Please forgive me the immodesty here. In fact, I give all credit to the editor of Fountain Ink. The reason why I tell you this story is to share the life-changing lesson I learnt: the reader is interested in the story!
Meanwhile, the magazine with the fancy TG was and is still struggling to get advertising. There, this story on a Maruti worker’s life would never have been published. The media had largely sided with the narrative its TG wanted to believe: the workers had murdered a general manager, a middle class guy like one of us. He deserved justice. There was nothing else to be said about the Maruti story. The reader was not interested.
Some stories did appear later about the workers’ narrative, and Outlook magazine did a cover. But 6,500 words? Go write your novel, most editors would say. A labourer whining about bad work conditions in a factory? The reader is not interested. A month after the Maruti story is out of the pages? Let’s wait for the news peg to return, please.
Yet, the online success of my long piece had proved all such conventional thinking wrong. The story was being shared wildly on Twitter, Facebook and other places on the internet. Many of those who shared it were owners of Maruti cars. Some said they wouldn’t buy a Maruti car again. In other words, even the rich reader was interested. On a website of Indian automotive fans, called Team BHP, the thread discussing my article was endless.
Don’t blame the reader
There were two lessons I learnt from this experience.
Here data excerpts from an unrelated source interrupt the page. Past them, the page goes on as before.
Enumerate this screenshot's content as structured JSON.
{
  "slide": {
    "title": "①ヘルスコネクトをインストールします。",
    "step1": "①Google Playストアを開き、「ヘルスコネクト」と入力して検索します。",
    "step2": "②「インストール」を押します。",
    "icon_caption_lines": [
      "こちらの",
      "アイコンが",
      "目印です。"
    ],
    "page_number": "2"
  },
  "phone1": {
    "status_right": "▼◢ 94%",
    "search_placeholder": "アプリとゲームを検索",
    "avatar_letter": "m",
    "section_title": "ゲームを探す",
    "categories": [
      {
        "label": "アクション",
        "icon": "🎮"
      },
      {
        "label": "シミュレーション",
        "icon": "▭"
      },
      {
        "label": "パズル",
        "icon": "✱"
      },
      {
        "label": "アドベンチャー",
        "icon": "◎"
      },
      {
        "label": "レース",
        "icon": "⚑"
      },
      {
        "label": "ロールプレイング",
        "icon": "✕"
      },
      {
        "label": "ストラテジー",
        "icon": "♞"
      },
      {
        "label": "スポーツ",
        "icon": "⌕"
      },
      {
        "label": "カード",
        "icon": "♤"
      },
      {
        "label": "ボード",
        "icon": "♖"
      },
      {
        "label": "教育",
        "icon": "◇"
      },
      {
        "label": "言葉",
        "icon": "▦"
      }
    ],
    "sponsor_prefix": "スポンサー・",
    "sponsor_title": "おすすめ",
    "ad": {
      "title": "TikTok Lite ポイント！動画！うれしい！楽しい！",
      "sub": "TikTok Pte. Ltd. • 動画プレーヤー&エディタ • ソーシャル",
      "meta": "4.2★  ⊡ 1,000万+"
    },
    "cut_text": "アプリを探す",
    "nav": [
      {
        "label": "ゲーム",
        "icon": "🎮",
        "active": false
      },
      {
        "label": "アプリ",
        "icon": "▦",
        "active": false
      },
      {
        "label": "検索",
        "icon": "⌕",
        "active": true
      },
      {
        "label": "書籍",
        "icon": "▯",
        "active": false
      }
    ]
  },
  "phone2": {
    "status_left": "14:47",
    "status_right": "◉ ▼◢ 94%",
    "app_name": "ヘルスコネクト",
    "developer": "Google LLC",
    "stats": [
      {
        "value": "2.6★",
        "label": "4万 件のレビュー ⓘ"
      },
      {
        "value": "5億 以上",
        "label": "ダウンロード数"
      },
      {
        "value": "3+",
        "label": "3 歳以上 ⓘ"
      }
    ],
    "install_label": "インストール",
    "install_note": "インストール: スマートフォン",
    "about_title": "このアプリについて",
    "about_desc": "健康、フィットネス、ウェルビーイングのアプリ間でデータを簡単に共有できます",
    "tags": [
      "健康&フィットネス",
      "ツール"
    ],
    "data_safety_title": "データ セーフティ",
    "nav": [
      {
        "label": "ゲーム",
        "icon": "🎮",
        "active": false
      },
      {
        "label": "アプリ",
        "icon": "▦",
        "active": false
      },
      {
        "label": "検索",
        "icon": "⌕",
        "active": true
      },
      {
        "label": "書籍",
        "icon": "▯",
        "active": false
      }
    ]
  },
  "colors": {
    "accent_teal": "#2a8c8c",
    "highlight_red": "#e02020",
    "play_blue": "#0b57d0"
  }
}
Firstly, that experimenting with form helps. That the story was in first person, gave it a certain authenticity of voice. The only artifice I had introduced was that in the beginning I wrote, “I was present there and will tell you what happened, but to understand it you will have to let me begin from the beginning.” Creating such curiosity in the first paragraph perhaps helped sustain the reader’s interest in the story despite its length.
If one can break the monotony of the he-said-she-said form of writing, people will read. People read to be informed, but they also read for the pleasure of reading. Narrative journalism has become a loaded, over-wrought term, but the craft of story-telling is as important as the story itself. Journalists tell stories, and who wants to listen to a story that’s boring, banal, sleep-inducing? Does anyone like to befriend a bore?
The second lesson was that the internet could demolish the hot air of the marketing types. The marketing types in the media wear suits and think the journalists don’t understand the real world. The internet makes them almost redundant. Anyone ‒ editors reporters, marketing people, media planners, advertisers ‒ can all have a look at a website’s statistics, which are incredibly detailed.
No longer do we need “readership surveys” to tell us what the reader is interested in and not interested in. My angst with the marketing types was that they and their readership surveys were wrong in their presumption of what even the rich reader wants. With the web, there is no debate. The statistic is live and real, and can’t be fudged.
When I write something that doesn’t get the hits, I don’t blame the reader. I ask myself: how can I tell this story to make the reader care about the things I care?
The Maruti worker I had interviewed was arrested soon thereafter, along with 146 other workers. They have been in jail for two and a half years without bail, even as the Haryana government is having a hard time proving murder charges against them. Will you read a story about how their lives and those of the families have been ruined by this? I bet you will, if it’s told as brilliantly as this.